Os primeiros quatro versos se constroem num sentido progressivo para o desenlace culminante nos versos paralelos do versículo 4. Otto Kaiser fala de um tipo particular de paralelismo culminante no qual o segundo verso repete a palavra-chave do primeiro e, então, acrescenta o pensamento culminante (1975:322). Por exemplo, Salmos 29.1-2:
Dai ao Senhor , ó filhos dos poderosos,
dai ao Senhor glória e força.
Dai ao Senhor a glória devida ao seu nome;
adorai o Senhor na beleza da sua santidade.

4. O paralelismo antitético inverte a ênfase dos outros paralelismos e é o terceiro dos tipos importantes (os outros dois são, como vimos, o sinonímico e o sintético). Em vez de haver um desenvolvimento de uma ideia no segundo verso, observa-se a ocorrência de um contraste com o primeiro verso. Apesar disso, ele ainda constitui um paralelismo, pois o segundo verso retoma o primeiro afirmando o oposto. Por exemplo, Provérbios 3.1 diz:
Filho meu. não te esqueças da minha instrução,
e guarde os meus mandamentos no teu coração;
Ambas as unidades declaram a mesma ideia, mas de modos opostos. Porém, em outros casos, a antítese tem elementos de paralelismo sintético, no qual o segundo traz um esclarecimento adicional, por exemplo, Salmos 20.7 diz:

Uns confiam em carros, outros, em cavalos;
nós, porém, nos gloriaremos em o nome do Senhor , nosso Deus.

O primeiro verso fala do que não confiar e o segundo do que confiar. Ver também Provérbios 1.7:
O temor do Senhor é o princípio do conhecimento.
Os insensatos desprezam a sabedoria e a instrução.
O sábio e o insensato formam a principal oposição no livro, mas há um claro desenvolvimento de “temor do Senhor ” (verso um) para “sabedoria” (verso dois). Ele é comparável ao contraste justo versus ímpio, como em Provérbios 3.33:
A maldição do Senhor permanece sobre a casa do ímpio,
mas ele abençoa o lar dos justos.

5. O paralelismo introvertido é um tipo particular de paralelismo antitético no qual dois versos são contrastados com outros dois. Frequentemente é apresentado em forma de quiasmo, em que os pares externos são contrastados com os pares internos (AB BA), como em Salmos 30.8-10 do Texto Massorético (Mickelsen 1963:326):
Por ti, SENHOR , clamei,
ao Senhor implorei.
Que proveito obterás no meu sangue,
quando baixo à cova?
Louvar-te-á, porventura, o pó?
Declarará ele a tua verdade?
Ouve, SENHOR, e tem compaixão de mim;
sê tu, SENHOR, o meu auxílio.

6. O paralelismo incompleto acontece quando um elemento do primeiro verso é omitido no segundo, algo que regularmente acontece em versos sinonímicos, como em Salmos 24.1, em que falta o predicado:
Ao SENHOR  pertence a terra e tudo o que nela existe, 
o mundo e os que nele habitam.

7. A variante de equilíbrio acontece quando o segundo verso compensa o elemento que falta acrescentando uma ideia adicional (Kaiser 1981:220, a partir de Cyrus Gordon). Isso ocorre com mais frequência do que a forma incompleta pura, como em Salmos 18.17:
Livrou-me do forte inimigo
e dos que me aborreciam, pois eram mais poderosos do que eu.

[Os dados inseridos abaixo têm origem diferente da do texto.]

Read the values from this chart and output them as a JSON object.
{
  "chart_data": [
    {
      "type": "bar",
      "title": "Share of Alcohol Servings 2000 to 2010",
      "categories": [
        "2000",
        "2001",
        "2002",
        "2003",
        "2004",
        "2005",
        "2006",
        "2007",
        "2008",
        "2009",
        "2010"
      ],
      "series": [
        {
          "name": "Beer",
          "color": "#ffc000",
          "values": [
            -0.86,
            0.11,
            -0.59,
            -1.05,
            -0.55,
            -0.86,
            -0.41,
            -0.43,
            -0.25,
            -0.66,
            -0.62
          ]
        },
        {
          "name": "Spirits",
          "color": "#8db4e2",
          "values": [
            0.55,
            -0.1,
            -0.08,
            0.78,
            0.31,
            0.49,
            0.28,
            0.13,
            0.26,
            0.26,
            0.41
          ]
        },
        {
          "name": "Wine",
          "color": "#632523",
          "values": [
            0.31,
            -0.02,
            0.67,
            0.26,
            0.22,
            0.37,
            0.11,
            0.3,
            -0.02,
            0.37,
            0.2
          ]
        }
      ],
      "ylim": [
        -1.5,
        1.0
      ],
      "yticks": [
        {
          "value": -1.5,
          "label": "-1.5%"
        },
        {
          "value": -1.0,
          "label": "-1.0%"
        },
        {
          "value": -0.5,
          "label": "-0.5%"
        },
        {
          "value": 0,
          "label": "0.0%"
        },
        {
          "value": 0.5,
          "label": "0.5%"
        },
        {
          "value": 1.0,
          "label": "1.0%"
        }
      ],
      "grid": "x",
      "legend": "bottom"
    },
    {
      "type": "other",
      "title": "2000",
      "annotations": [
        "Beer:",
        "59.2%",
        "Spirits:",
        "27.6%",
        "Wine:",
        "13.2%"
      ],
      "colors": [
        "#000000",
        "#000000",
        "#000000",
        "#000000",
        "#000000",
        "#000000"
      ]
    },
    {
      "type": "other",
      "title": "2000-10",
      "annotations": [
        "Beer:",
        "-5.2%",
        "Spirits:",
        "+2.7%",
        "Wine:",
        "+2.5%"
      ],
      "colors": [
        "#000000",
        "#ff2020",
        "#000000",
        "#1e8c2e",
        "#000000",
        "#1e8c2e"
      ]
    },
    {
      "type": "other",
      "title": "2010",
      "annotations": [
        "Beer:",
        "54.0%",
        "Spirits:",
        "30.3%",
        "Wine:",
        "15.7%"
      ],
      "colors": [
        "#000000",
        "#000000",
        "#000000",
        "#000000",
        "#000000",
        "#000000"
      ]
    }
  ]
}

3. Linguagem e imagem poéticas

Os salmistas usaram muitas das técnicas retóricas discutidas nos capítulos anteriores, como sinonímia, clímax e quiasmo. Além disso, eles usaram paronomásia (jogo de palavras), aliteração (os versos começam com a mesma letra do alfabeto), acrósticos (cada início de verso com uma letra sucessiva do alfabeto) e assonância (palavras que soam de forma semelhante). A paronomásia é exemplificada em Isaías 5.7: “Ele esperou justiça [mispãt] mas houve sangue derramado [mispãh] \ retidão [sédãqâh], mas houve clamor por socorro [se‘ãqâh]' \ Salmos 119 oferece um bom exemplo tanto de aliterações quanto de acrósticos. As estrofes desse magnífico hino que celebra a Palavra de Deus começam com letras sequenciais do alfabeto, e, dentro de cada estrofe, todos os versos começam com a mesma letra (sobre outros poemas acrósticos, cf. SI 25; 34; 37; 111; 112; Lm 3). A assonância é vista em Jeremias 1.11-12, em que Deus mostra a Jeremias um “ramo de amendoeira” [sãqêd] e o associa com a promessa de que ele está “vigiando” [sõqêd] o seu povo. Kaiser busca um termo equivalente: Deus mostrou a Jeremias um “ramo de salgueiro” e disse: “Pois estarei de olheiro em meu povo, caso não se arrependa” (1981:227) [adaptado do original em inglês].

O uso de imagem figurada na poesia é particularmente rico. Os poetas em geral apreendem as experiências cotidianas do povo para ilustrar as verdades espirituais que sustentam. Em Salmos 1.3-4, o autor com para o justo, que é “com o árvore plantada junto às correntes de águas, / que dá seu fruto no tempo certo”, com o ímpio, que
é “a palha / que o vento dispersa”. Tais símiles são encontrados ao longo da poesia bíblica (Jó 30.8; SI 31.12; Pv 11.12; ls 1.30).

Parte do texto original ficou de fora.